Le nouveau millénaire avait cependant vu naître l'espoir d'un partenariat stratégique et de modernisation, promu par Gerhard Schröder et Vladimir Poutine. C'est à l'Allemagne que les dirigeants russes réservent la primeur de leurs orientations de politique étrangère, qu'il s'agisse du plaidoyer pro-européen prononcé devant le Bundestag par Vladimir Poutine le 25 septembre 2001, de son intervention à la conférence sur la sécurité de Munich qui choque les Occidentaux, le 10 février 2007, ou du discours de Dmitri Medvedev devant les députés allemands, le 5 juin 2008, dans lequel il se fait l’avocat d'une nouvelle architecture de sécurité européenne. Mais, depuis 2014 et l'annexion de la Crimée par la Russie, l'objectif d'un nouveau partenariat entre Berlin et Moscou est hors de portée. L'incapacité des élites russes à jeter les bases d'un État de droit et d'une économie de marché et à rompre avec le passé soviétique fait que la question de l'identité nationale reste posée et que la Russie n’est pas en mesure, à la différence de l'Allemagne, de normaliser ses relations avec ses voisins, elle est en proie au ressentiment et à une nostalgie impériale, exploités par le régime du Président Poutine.
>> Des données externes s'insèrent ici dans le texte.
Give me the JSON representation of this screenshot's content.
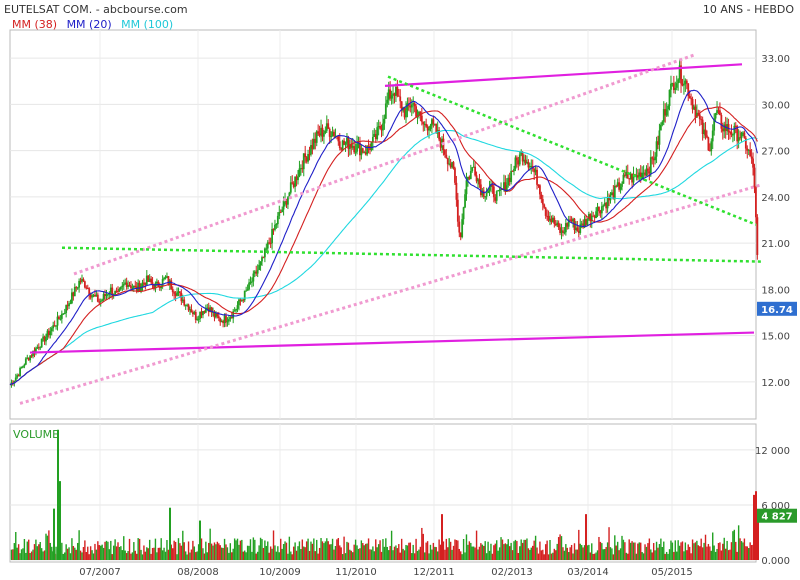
{
  "header": {
    "title": "EUTELSAT COM. - abcbourse.com",
    "period": "10 ANS - HEBDO"
  },
  "legend": [
    {
      "label": "MM (38)",
      "color": "#d42020"
    },
    {
      "label": "MM (20)",
      "color": "#2020c8"
    },
    {
      "label": "MM (100)",
      "color": "#20d8e0"
    }
  ],
  "colors": {
    "up": "#22a022",
    "down": "#d42020",
    "trend_solid": "#e020e0",
    "trend_pink": "#f09ad0",
    "trend_green": "#30e030",
    "last_badge": "#2f6fd0",
    "vol_badge": "#2a9a2a"
  },
  "chart_data": [
    {
      "type": "line",
      "title": "EUTELSAT COM.",
      "x_ticks": [
        "07/2007",
        "08/2008",
        "10/2009",
        "11/2010",
        "12/2011",
        "02/2013",
        "03/2014",
        "05/2015"
      ],
      "y_ticks": [
        "12.00",
        "15.00",
        "18.00",
        "21.00",
        "24.00",
        "27.00",
        "30.00",
        "33.00"
      ],
      "ylim": [
        10.5,
        34.5
      ],
      "last_value": "16.74",
      "price_path": {
        "x": [
          0,
          8,
          16,
          24,
          32,
          40,
          48,
          56,
          64,
          70,
          76,
          82,
          90,
          100,
          108,
          116,
          126,
          136,
          146,
          156,
          164,
          172,
          180,
          186,
          192,
          198,
          204,
          210,
          216,
          222,
          228,
          236,
          244,
          252,
          260,
          268,
          276,
          284,
          292,
          300,
          308,
          316,
          324,
          332,
          340,
          348,
          356,
          364,
          372,
          378,
          384,
          390,
          396,
          402,
          408,
          414,
          420,
          426,
          432,
          438,
          444,
          450,
          456,
          464,
          472,
          480,
          488,
          496,
          504,
          512,
          520,
          528,
          536,
          544,
          552,
          560,
          568,
          576,
          584,
          592,
          600,
          608,
          616,
          624,
          632,
          640,
          646,
          652,
          658,
          664,
          670,
          676,
          682,
          688,
          694,
          700,
          706,
          712,
          718,
          724,
          730,
          736,
          740,
          744,
          748,
          752
        ],
        "close": [
          11.8,
          12.5,
          13.4,
          14.0,
          14.6,
          15.3,
          16.0,
          16.8,
          17.8,
          18.6,
          18.3,
          17.6,
          17.2,
          18.0,
          17.6,
          18.5,
          18.0,
          18.6,
          18.2,
          18.7,
          18.0,
          17.4,
          16.8,
          16.2,
          16.6,
          16.9,
          16.3,
          16.0,
          16.1,
          16.4,
          17.0,
          17.8,
          18.8,
          19.8,
          21.2,
          22.6,
          23.8,
          25.0,
          26.2,
          27.1,
          28.0,
          28.4,
          28.2,
          27.4,
          27.5,
          27.2,
          27.0,
          27.6,
          28.8,
          30.4,
          31.0,
          30.0,
          29.4,
          30.2,
          29.3,
          28.6,
          28.8,
          28.2,
          27.4,
          26.5,
          25.5,
          21.2,
          25.0,
          26.0,
          24.3,
          24.5,
          24.0,
          24.8,
          26.0,
          26.8,
          26.2,
          25.0,
          23.0,
          22.3,
          21.6,
          22.6,
          21.8,
          22.5,
          23.0,
          23.4,
          23.9,
          24.6,
          25.3,
          25.2,
          25.6,
          26.0,
          27.0,
          28.9,
          30.4,
          31.5,
          32.0,
          31.4,
          30.2,
          29.2,
          28.0,
          27.3,
          29.5,
          28.6,
          28.4,
          28.2,
          28.0,
          27.4,
          26.6,
          25.6,
          19.0,
          16.74
        ]
      },
      "series": [
        {
          "name": "MM (20)"
        },
        {
          "name": "MM (38)"
        },
        {
          "name": "MM (100)"
        }
      ],
      "trendlines": [
        {
          "style": "solid-magenta",
          "x": [
            20,
            744
          ],
          "y": [
            13.9,
            15.2
          ]
        },
        {
          "style": "solid-magenta",
          "x": [
            375,
            732
          ],
          "y": [
            31.2,
            32.6
          ]
        },
        {
          "style": "dotted-pink",
          "x": [
            10,
            752
          ],
          "y": [
            10.6,
            24.8
          ]
        },
        {
          "style": "dotted-pink",
          "x": [
            64,
            684
          ],
          "y": [
            19.0,
            33.2
          ]
        },
        {
          "style": "dotted-green",
          "x": [
            52,
            752
          ],
          "y": [
            20.7,
            19.8
          ]
        },
        {
          "style": "dotted-green",
          "x": [
            378,
            746
          ],
          "y": [
            31.8,
            22.2
          ]
        }
      ]
    },
    {
      "type": "bar",
      "title": "VOLUME",
      "x_ticks": [
        "07/2007",
        "08/2008",
        "10/2009",
        "11/2010",
        "12/2011",
        "02/2013",
        "03/2014",
        "05/2015"
      ],
      "y_ticks": [
        "12 000",
        "6 000",
        "0.000"
      ],
      "ylim": [
        0,
        14500
      ],
      "last_value": "4 827",
      "spikes": [
        {
          "x": 48,
          "value": 14200,
          "up": true
        },
        {
          "x": 50,
          "value": 8600,
          "up": true
        },
        {
          "x": 44,
          "value": 5600,
          "up": true
        },
        {
          "x": 160,
          "value": 5700,
          "up": true
        },
        {
          "x": 190,
          "value": 4300,
          "up": true
        },
        {
          "x": 432,
          "value": 5000,
          "up": false
        },
        {
          "x": 576,
          "value": 5000,
          "up": false
        },
        {
          "x": 744,
          "value": 7100,
          "up": false
        },
        {
          "x": 746,
          "value": 7500,
          "up": false
        },
        {
          "x": 748,
          "value": 4827,
          "up": false
        }
      ]
    }
  ]
}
"Affinités spirituelles" ("Seelenverwandtschaft") et chassés-croisés idéologiques
Les relations germano-russes sont d'une densité particulière - qu’il s’agisse des échanges entre les sociétés (liens dynastiques, Rußlanddeutsche) ou de la coopération économique (Siemens implanté en Russie depuis 1852) - qui font apparaître les deux pays comme complémentaires. De nombreux Allemands ont exercé des responsabilités civiles et militaires dans l’Empire russe. Königsberg, la ville d'Emmanuel Kant, devenue Kaliningrad en 1945, symbolise cette proximité et la densité des influences intellectuelles - on peut aussi citer l’influence exercée par la Russie chez des penseurs aussi divers que Friedrich Nietzsche, Rainer Maria Rilke et Thomas Mann. Au XIXème siècle, les empires russe et allemand sont des ensembles périphériques et retardataires par rapport à la Grande-Bretagne et à la France. La Russie reprend l’idée allemande d’une “voie particulière” (“Sonderweg”). Depuis deux siècles, la Russie inquiète et fascine tout à la fois les Allemands. En 1918, Thomas Mann, qui n'est pas encore acquis aux idéaux démocratiques, fait de l'Allemagne et de la Russie les défenseurs de la "culture" face à la France et la Grande-Bretagne, promoteurs d'une "civilisation" superficielle et mercantile. Dans les années 1920, Moeller van den Bruck, l'un des théoriciens de la "révolution conservatrice", traducteur de Dostoïevski, met en exergue ces "affinités spirituelles" ("Seelenverwandchaft") entre Russes et Allemands, "peuples jeunes" (voir le livre de Gerd Koenen, Der Rußland-Komplex paru en 2005). La période nazie interrompt ces échanges et la Guerre froide, qui place la RFA aux avant-postes de la confrontation militaire et de la lutte idéologique contre le bloc communiste, stérilise le débat intellectuel.
Depuis la fin des années 1960, l'Allemagne effectue un travail de mémoire exemplaire, notamment sur la période national-socialiste, devenue partie intégrante de l'identité allemande. En Russie, ce retour sur le passé, entamé à l'époque de la perestroïka et de la Glasnost et poursuivi à l'ère Eltsine (1991-1999), vise à mettre à jour l'ampleur des répressions commises à l'époque stalinienne. Mais les initiatives de la société civile se sont heurtées à des obstacles croissants, dont témoignent la réhabilitation, par Vladimir Poutine, du pacte germano-soviétique et l'interdiction récente par la justice russe de l’association Memorial. La glorification de la "Grande Guerre patriotique" (1941-45), mythe fondateur du pouvoir poutinien, tend à occulter, dans la conscience collective russe, le souvenir du Goulag et aboutit à réhabiliter Staline, du moins comme chef de guerre. En Allemagne, la culpabilité face aux crimes nazis, la reconnaissance envers Moscou pour ne pas avoir fait obstacle à la réunification, ainsi que l'attrait exercé par un régime fort, qui se veut le défenseur des "valeurs traditionnelles", expliquent la mansuétude, voire l'attraction, exercée par le régime Poutine sur une partie non négligeable de l'opinion, l’expression de "Rußlandversteher" recouvrant des sensibilités différentes, qui vont de l’AfD à die Linke et incluent des représentants des grands partis comme la CDU/CSU et le SPD.